Estimating that incandescent light bulbs consume up to five times as much energy as their newer, more efficient equivalents, the NGO predicts that their replacement  should reduce domestic energy consumption for lighting by 60% and achieve yearly CO2 savings of 30 million tons in the EU.

The switchover to energy-efficient bulbs, agreed at a meeting in Luxembourg on 10 October, was first proposed at last year’s spring EU summit as part of an ambitious EU climate and energy legislative package.

Support for the new bulbs has proved controversial in the past as they are considerably more expensive. Concerns have also been raised about their adverse health impacts, such as headaches and rashes.

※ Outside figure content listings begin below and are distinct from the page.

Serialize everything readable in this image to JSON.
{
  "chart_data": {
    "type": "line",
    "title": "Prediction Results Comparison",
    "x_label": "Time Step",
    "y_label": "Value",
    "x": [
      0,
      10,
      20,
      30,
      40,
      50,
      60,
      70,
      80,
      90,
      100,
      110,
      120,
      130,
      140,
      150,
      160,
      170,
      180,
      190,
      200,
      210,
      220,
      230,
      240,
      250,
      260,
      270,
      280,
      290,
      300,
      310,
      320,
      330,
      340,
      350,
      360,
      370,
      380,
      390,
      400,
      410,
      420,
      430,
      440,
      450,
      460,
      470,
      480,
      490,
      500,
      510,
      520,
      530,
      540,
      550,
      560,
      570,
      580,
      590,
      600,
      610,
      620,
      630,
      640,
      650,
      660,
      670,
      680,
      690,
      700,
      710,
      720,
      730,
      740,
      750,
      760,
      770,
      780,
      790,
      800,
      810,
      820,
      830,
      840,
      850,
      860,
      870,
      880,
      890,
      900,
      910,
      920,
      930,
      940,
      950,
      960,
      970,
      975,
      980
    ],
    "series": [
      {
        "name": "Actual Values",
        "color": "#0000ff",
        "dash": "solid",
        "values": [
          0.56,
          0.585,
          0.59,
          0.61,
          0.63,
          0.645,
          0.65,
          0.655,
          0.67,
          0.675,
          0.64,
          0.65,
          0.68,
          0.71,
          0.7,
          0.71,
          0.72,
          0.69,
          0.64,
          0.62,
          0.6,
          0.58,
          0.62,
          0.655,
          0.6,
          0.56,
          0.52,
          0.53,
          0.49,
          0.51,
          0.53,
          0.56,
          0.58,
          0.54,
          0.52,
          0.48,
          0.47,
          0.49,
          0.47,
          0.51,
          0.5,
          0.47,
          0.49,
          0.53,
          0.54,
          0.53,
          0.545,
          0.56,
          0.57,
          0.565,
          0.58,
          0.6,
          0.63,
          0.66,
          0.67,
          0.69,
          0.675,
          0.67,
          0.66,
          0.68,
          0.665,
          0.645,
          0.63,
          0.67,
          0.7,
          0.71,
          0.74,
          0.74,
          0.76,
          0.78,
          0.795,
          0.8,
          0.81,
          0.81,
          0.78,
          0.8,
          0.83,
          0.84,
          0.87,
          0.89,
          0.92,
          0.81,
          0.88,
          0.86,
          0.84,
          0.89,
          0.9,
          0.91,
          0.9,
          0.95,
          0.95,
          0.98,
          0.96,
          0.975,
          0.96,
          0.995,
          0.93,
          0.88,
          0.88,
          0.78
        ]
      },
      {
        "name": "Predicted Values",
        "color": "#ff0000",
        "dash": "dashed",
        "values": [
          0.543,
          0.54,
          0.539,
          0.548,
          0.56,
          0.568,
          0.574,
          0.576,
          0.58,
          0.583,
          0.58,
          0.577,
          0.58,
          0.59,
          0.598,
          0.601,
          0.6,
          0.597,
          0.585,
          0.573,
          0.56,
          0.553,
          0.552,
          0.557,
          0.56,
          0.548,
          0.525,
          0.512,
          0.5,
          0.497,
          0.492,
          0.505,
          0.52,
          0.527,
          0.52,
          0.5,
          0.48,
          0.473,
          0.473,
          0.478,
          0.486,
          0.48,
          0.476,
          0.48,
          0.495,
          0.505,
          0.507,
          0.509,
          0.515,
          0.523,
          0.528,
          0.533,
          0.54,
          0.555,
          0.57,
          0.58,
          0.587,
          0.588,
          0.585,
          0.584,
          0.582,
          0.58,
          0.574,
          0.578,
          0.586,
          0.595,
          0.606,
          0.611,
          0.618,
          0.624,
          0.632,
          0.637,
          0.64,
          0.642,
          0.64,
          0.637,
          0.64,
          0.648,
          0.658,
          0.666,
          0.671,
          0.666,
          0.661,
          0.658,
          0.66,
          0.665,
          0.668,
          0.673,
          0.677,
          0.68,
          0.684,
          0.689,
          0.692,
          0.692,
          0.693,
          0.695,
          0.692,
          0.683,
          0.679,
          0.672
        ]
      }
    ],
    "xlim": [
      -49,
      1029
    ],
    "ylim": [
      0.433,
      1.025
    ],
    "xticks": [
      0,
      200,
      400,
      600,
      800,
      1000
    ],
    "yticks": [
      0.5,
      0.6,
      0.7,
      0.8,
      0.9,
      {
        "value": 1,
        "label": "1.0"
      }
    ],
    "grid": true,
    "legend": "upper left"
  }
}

However, advocates point out that more efficient lights will be cheaper in the long run as they use significantly less energy and last longer. Costs for European consumers should also be reduced following the lifting of current anti-dumping duties on energy-saving lamps imported from China, which WWF describes as a further “positive move towards energy savings within the EU”.

But the NGO was disappointed that although energy ministers reiterated that improving energy efficiency was the “cornerstone” of the achievement of other climate and energy policy goals, they failed to commit to making last year’s EU pledge to reduce overall energy consumption by 20% by 2020 binding.

“Keeping energy efficiency as an optional tool will not lead us towards the much needed 30% greenhouse gas emission reduction by 2020,” lamented Mariangiola Fabbri, WWF’s energy policy officer, adding that “a target of 20% for primary energy savings must become mandatory in Europe”.

Ministers nevertheless urged national governments and the Commission to speed up the implementation of the 2006 Action Plan on energy efficiency, identified as a top priority by the French EU Presidency (EURACTIV 09/10/08).